Pubblicato il 20/08/20

TANTI CANDIDATI Andrea Dovizioso è un serio pretendente al titolo di Campione del Mondo della classe MotoGP. Se la dovrà vedere con Fabio Quartararo e Maverick Vinales soprattutto, ma anche con un nugolo di outsider a partire da quel Alex Rins che domenica scorsa lo ha messo in seria difficoltà, e da quegli imprevedibili piloti KTM che rispondono ai nomi di Pol Espargaro e Brad Binder, senza dimenticare l'esperto Valentino Rossi, che nelle ultime gare è stato sempre tra i migliori yamahisti, e il rientrante Marc Marquez, che con una classifica molto corta come quella attuale potrebbe tornare presto a essere della partita. Con un quadro di aspiranti così competitivo, per Andrea sarà fondamentale capitalizzare il risultato sulle piste amiche, e Spielberg - dove si è corso domenica scorso e dove la prossima si disputerà il Gran Premio di Stiria, è sicuramente una di quelle.

MotoGP Austria 2020, Spielberg: Andrea Dovizioso (Ducati)

OBIETTIVO CHIARO La vittoria nel Gran Premio d'Austria ha rappresentato per Dovizioso un crocevia importante, visto che è arrivata dopo la brutta prestazione di Brno - una pista che era attesa come ''amica'' della Ducati - e, soprattutto, dopo l'annuncio del divorzio a fine anno con la casa di Borgo Panigale, per la quale sta correndo la sua ottava stagione, e con la quale le trattative per il rinnovo stavano andando troppo per le lunghe. Il Dovi non ha dunque probabilmente idea di dove correrà il prossimo anno (KTM, Honda e Aprilia le ipotesi, oltre all'anno sabbatico), ma sa sicuramente cosa vuole fare quest'anno, ovvero vinere quel titolo che nelle ultime tre stagioni è rimasto un miraggio a causa dello strapotere di Marc Marquez, sempre giunto innanzi di una posizione (e, spesso, tanti punti) al tre volte vice-iridato ducatista.

IL CALENDARIO Attualmente Dovizioso occupa la seconda posizione in classifica, a 11 punti dal leader Fabio Quartararo, ma con una Yamaha che ha mostrato di patire la pista di Spielberg. Poi però arriverà Misano, per due volte, una pista sulla carta discreta per la Ducati, ma dove lo scorso anno il francesino è stato l'unico a tenere testa a Marc Marquez, e poi Barcellona, altra pista buona per la Ducati. A Le Mans si prevede possano andare meglio nuovamente le Yamaha, e nelle due tappe del Motorland di Aragon, sarà ancora una battaglia serrata, con la Ducati data in leggero vantaggio. Ci saranno infine due gare a Valencia, pista leggermente più favorevole alla Yamaha, e poi la chiusura in Portogallo, sull'inedita Portimao. Senza contare, in tutto questo, Marquez, Suzuki e KTM. Insomma, un vero rebus in cui sarà importantissimo fare punti là dove sono attesi, e per il Dovi domenica sarà una gara da sfruttare.

LE PAROLE ''Dopo la vittoria di domenica scorsa ho potuto staccare un po’ durante questi tre giorni e ora mi sto preparando nuovamente per il secondo GP al Red Bull Ring'' - ha raccontato Dovizioso sul sito internet della casa italiana - ''La gara di domenica scorsa sarà un buon riferimento per provare a lottare di nuovo per la vittoria, ma abbiamo anche capito che molti dei nostri avversari sono forti e hanno anche loro il potenziale per vincere.

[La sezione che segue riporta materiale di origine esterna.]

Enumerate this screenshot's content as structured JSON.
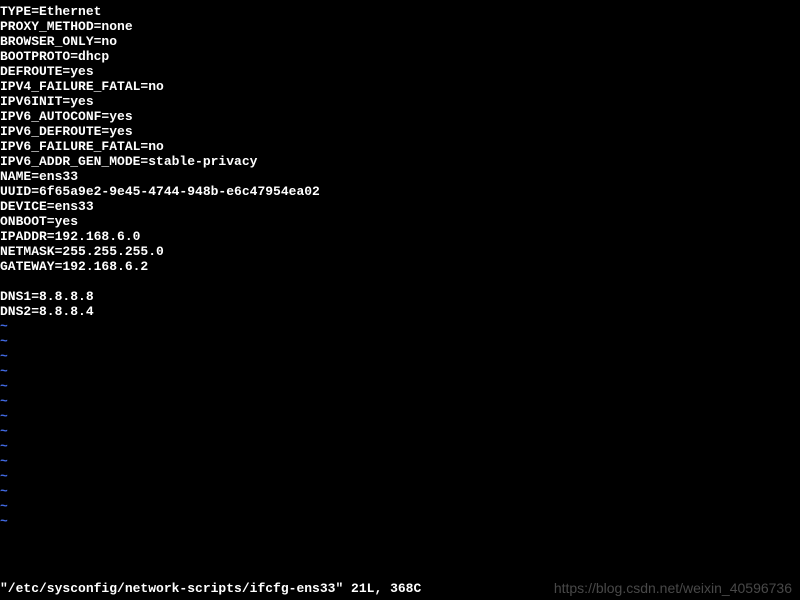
{
  "config_lines": [
    "TYPE=Ethernet",
    "PROXY_METHOD=none",
    "BROWSER_ONLY=no",
    "BOOTPROTO=dhcp",
    "DEFROUTE=yes",
    "IPV4_FAILURE_FATAL=no",
    "IPV6INIT=yes",
    "IPV6_AUTOCONF=yes",
    "IPV6_DEFROUTE=yes",
    "IPV6_FAILURE_FATAL=no",
    "IPV6_ADDR_GEN_MODE=stable-privacy",
    "NAME=ens33",
    "UUID=6f65a9e2-9e45-4744-948b-e6c47954ea02",
    "DEVICE=ens33",
    "ONBOOT=yes",
    "IPADDR=192.168.6.0",
    "NETMASK=255.255.255.0",
    "GATEWAY=192.168.6.2"
  ],
  "dns_lines": [
    "DNS1=8.8.8.8",
    "DNS2=8.8.8.4"
  ],
  "tilde": "~",
  "tilde_count": 14,
  "status_line": "\"/etc/sysconfig/network-scripts/ifcfg-ens33\" 21L, 368C",
  "watermark": "https://blog.csdn.net/weixin_40596736"
}
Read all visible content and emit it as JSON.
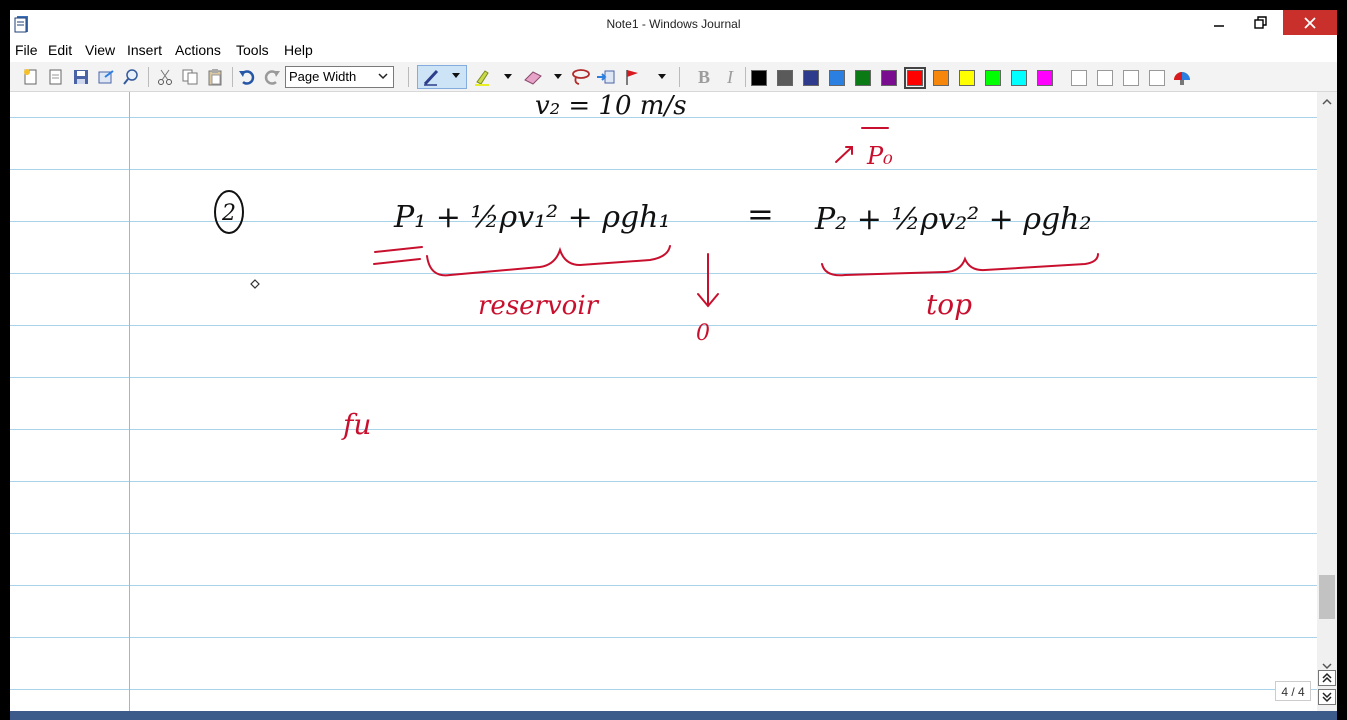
{
  "window": {
    "title": "Note1 - Windows Journal"
  },
  "menu": [
    "File",
    "Edit",
    "View",
    "Insert",
    "Actions",
    "Tools",
    "Help"
  ],
  "toolbar": {
    "zoom_value": "Page Width",
    "bold_label": "B",
    "italic_label": "I",
    "pen_colors": [
      "#000000",
      "#5a5a5a",
      "#2e3a8c",
      "#2b7fe0",
      "#0a7a14",
      "#7a0d8f",
      "#ff0000",
      "#f7860c",
      "#ffff00",
      "#00ff00",
      "#00ffff",
      "#ff00ff"
    ],
    "selected_color": "#ff0000"
  },
  "note": {
    "line1": "v₂ = 10 m/s",
    "step_marker": "2",
    "equation_left": "P₁ + ½ρv₁² + ρgh₁",
    "equals": "=",
    "equation_right": "P₂ + ½ρv₂² + ρgh₂",
    "p0_annotation": "P₀",
    "reservoir_label": "reservoir",
    "h1_value": "0",
    "top_label": "top",
    "partial_word": "fu"
  },
  "status": {
    "page_indicator": "4 / 4"
  },
  "ink_colors": {
    "black": "#111111",
    "red": "#c8102e"
  }
}
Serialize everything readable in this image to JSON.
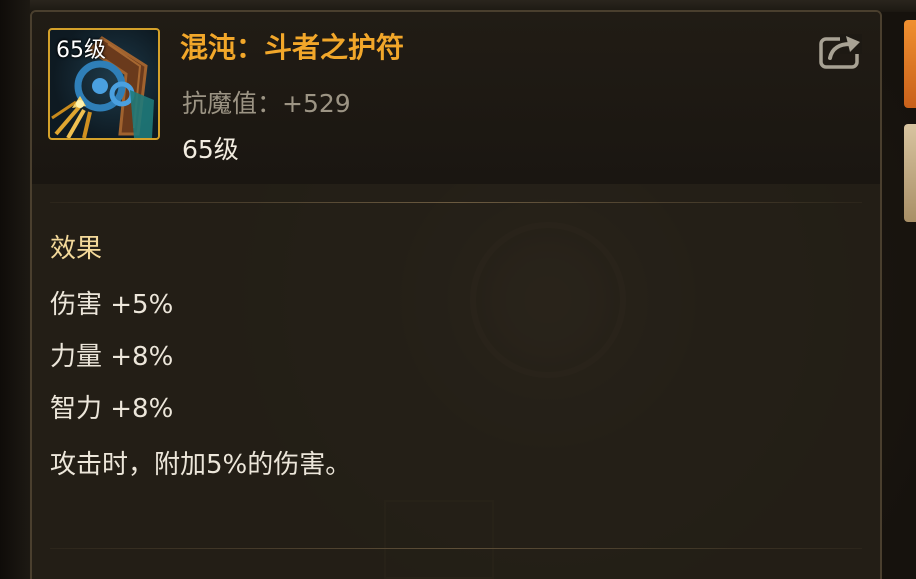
{
  "item": {
    "icon_name": "amulet-icon",
    "icon_level_badge": "65级",
    "name": "混沌：斗者之护符",
    "stat": "抗魔值：+529",
    "level": "65级",
    "name_color": "#f2a72a",
    "frame_color": "#d4a12a"
  },
  "share": {
    "icon_name": "share-icon"
  },
  "effects": {
    "title": "效果",
    "lines": [
      "伤害 +5%",
      "力量 +8%",
      "智力 +8%",
      "攻击时，附加5%的伤害。"
    ]
  }
}
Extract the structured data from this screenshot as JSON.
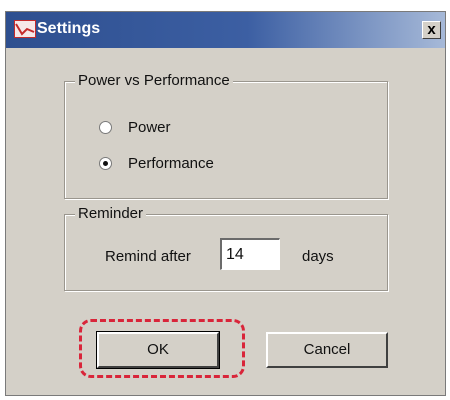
{
  "window": {
    "title": "Settings",
    "app_icon": "chart-icon",
    "close_label": "x"
  },
  "power_group": {
    "label": "Power vs Performance",
    "options": [
      {
        "label": "Power",
        "selected": false
      },
      {
        "label": "Performance",
        "selected": true
      }
    ]
  },
  "reminder_group": {
    "label": "Reminder",
    "prefix": "Remind after",
    "value": "14",
    "suffix": "days"
  },
  "buttons": {
    "ok_label": "OK",
    "cancel_label": "Cancel"
  },
  "annotation": {
    "highlight_color": "#d9253a",
    "highlighted": "ok-button"
  },
  "colors": {
    "dialog_bg": "#d4d0c8",
    "title_start": "#2e4f8f",
    "title_end": "#a6b9d8"
  }
}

Noi siamo migliorati molto in frenata, ma dobbiamo fare ancora un passo avanti lavorando su altri dettagli. Saranno determinanti anche le condizioni meteo che, come abbiamo già visto, possono cambiare molte volte durante il fine settimana''. Insomma, come non bastassero le tante variabili, ci sarà anche da tenere conto del meteo, con la pioggia scampata lo scorso weekend, che potrebbe ripresentarsi il prossimo.